L’école s’est arrêtée, puis a tenté de redémarrer ailleurs, dans la précipitation. Il a fallu inventer le collège à distance en une semaine, avec les moyens du bord. C’est là que Blackboard Collaborate est arrivé dans nos classes : une plateforme de visioconférence certifiée, validée, déployée par l’Éducation nationale. On était censés y retrouver nos cours.
Nous, on n’a pas vécu ça comme un drame. J’avais treize, quatorze ans, j’étais en quatrième puis en troisième, et à cet âge-là le monde qui s’effondre dehors reste lointain. Pendant que le pays retenait son souffle, on s’était fabriqué une bulle, et la bulle se portait bien. Les cours en visio, on les suivait à moitié : c’était l’époque des serveurs Minecraft ouverts en fond avec TLauncher pendant les heures de français, du Discord de classe qu’on modérait nous-mêmes, des copains à qui on apprenait à installer un Minecraft cracké. Pour nous, ce confinement, c’était surtout de longues vacances déguisées.
L’ennui, et le réflexe de regarder dessous
Dans cette bulle, j’avais un coin un peu à part. Je touchais à l’informatique depuis déjà quatre ou cinq ans. Rien de spectaculaire : un serveur Minecraft, deux ou trois petits jeux en Python avec du SQLite et des fenêtres en Tkinter. Des bricoles de gamin curieux. Mais ça avait laissé un réflexe : devant un logiciel, je ne voyais pas seulement ce qu’il affichait. Je me demandais ce qu’il y avait dessous.

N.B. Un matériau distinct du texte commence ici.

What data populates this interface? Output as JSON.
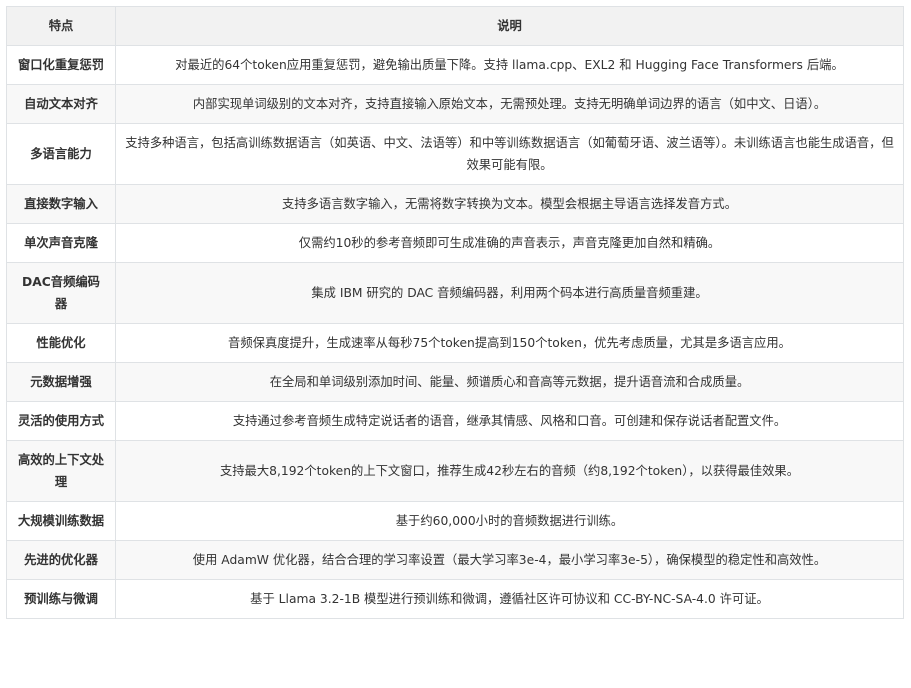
{
  "header": {
    "feature": "特点",
    "description": "说明"
  },
  "rows": [
    {
      "feature": "窗口化重复惩罚",
      "description": "对最近的64个token应用重复惩罚，避免输出质量下降。支持 llama.cpp、EXL2 和 Hugging Face Transformers 后端。"
    },
    {
      "feature": "自动文本对齐",
      "description": "内部实现单词级别的文本对齐，支持直接输入原始文本，无需预处理。支持无明确单词边界的语言（如中文、日语）。"
    },
    {
      "feature": "多语言能力",
      "description": "支持多种语言，包括高训练数据语言（如英语、中文、法语等）和中等训练数据语言（如葡萄牙语、波兰语等）。未训练语言也能生成语音，但效果可能有限。"
    },
    {
      "feature": "直接数字输入",
      "description": "支持多语言数字输入，无需将数字转换为文本。模型会根据主导语言选择发音方式。"
    },
    {
      "feature": "单次声音克隆",
      "description": "仅需约10秒的参考音频即可生成准确的声音表示，声音克隆更加自然和精确。"
    },
    {
      "feature": "DAC音频编码器",
      "description": "集成 IBM 研究的 DAC 音频编码器，利用两个码本进行高质量音频重建。"
    },
    {
      "feature": "性能优化",
      "description": "音频保真度提升，生成速率从每秒75个token提高到150个token，优先考虑质量，尤其是多语言应用。"
    },
    {
      "feature": "元数据增强",
      "description": "在全局和单词级别添加时间、能量、频谱质心和音高等元数据，提升语音流和合成质量。"
    },
    {
      "feature": "灵活的使用方式",
      "description": "支持通过参考音频生成特定说话者的语音，继承其情感、风格和口音。可创建和保存说话者配置文件。"
    },
    {
      "feature": "高效的上下文处理",
      "description": "支持最大8,192个token的上下文窗口，推荐生成42秒左右的音频（约8,192个token），以获得最佳效果。"
    },
    {
      "feature": "大规模训练数据",
      "description": "基于约60,000小时的音频数据进行训练。"
    },
    {
      "feature": "先进的优化器",
      "description": "使用 AdamW 优化器，结合合理的学习率设置（最大学习率3e-4，最小学习率3e-5），确保模型的稳定性和高效性。"
    },
    {
      "feature": "预训练与微调",
      "description": "基于 Llama 3.2-1B 模型进行预训练和微调，遵循社区许可协议和 CC-BY-NC-SA-4.0 许可证。"
    }
  ]
}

Puis il y a eu l’ennui. Le vrai. Celui des fenêtres de quarante-cinq minutes qui s’enchaînent et où plus personne n’écoute. Au bout d’un moment, même jouer ne suffit plus. Un jour, au lieu de regarder la visio, j’ai regardé la visio. J’ai ouvert l’inspecteur d’éléments, et j’ai commencé à fouiller.
Un surligneur, une imprimante, et un protocole que je ne connaissais pas
Première surprise. Je croyais que ce logiciel marchait avec de simples requêtes, des allers-retours classiques entre mon ordinateur et un serveur, parce que c’était la seule chose que je connaissais. Ce n’était pas ça. Les échanges passaient par un protocole que je n’avais jamais vu : le WebSocket.
Contrairement à une requête classique, qui demande quelque chose puis raccroche aussitôt, un WebSocket garde une ligne ouverte en permanence, dans les deux sens, comme un appel téléphonique qu’on ne coupe jamais. Le serveur peut parler quand il veut, le client aussi. Je ne savais pas ce que c’était, et il fallait aller l’observer précisément dans Chrome. Alors je me le suis appris, seul, le soir. Comment m’y brancher d’abord. Puis pourquoi je me faisais éjecter en boucle, ce qui m’a fait découvrir l’authentification et les tokens temporaires, ces jetons d’accès à durée limitée qui décident qui a le droit de rester connecté. J’ai fini par reproduire le mécanisme et garder mon tunnel ouvert.
Restait le plus dur, et de loin le plus long : comprendre ce qui circulait dans ce tunnel. Les messages n’étaient pas lisibles. Pas du texte clair, mais une sorte de langage cryptique, de l’hexadécimal brouillé. Pas un vrai chiffrement, je l’ai compris plus tard, mais une obfuscation volontaire : du contenu rendu illisible exprès, juste assez pour décourager le curieux moyen et le faire abandonner.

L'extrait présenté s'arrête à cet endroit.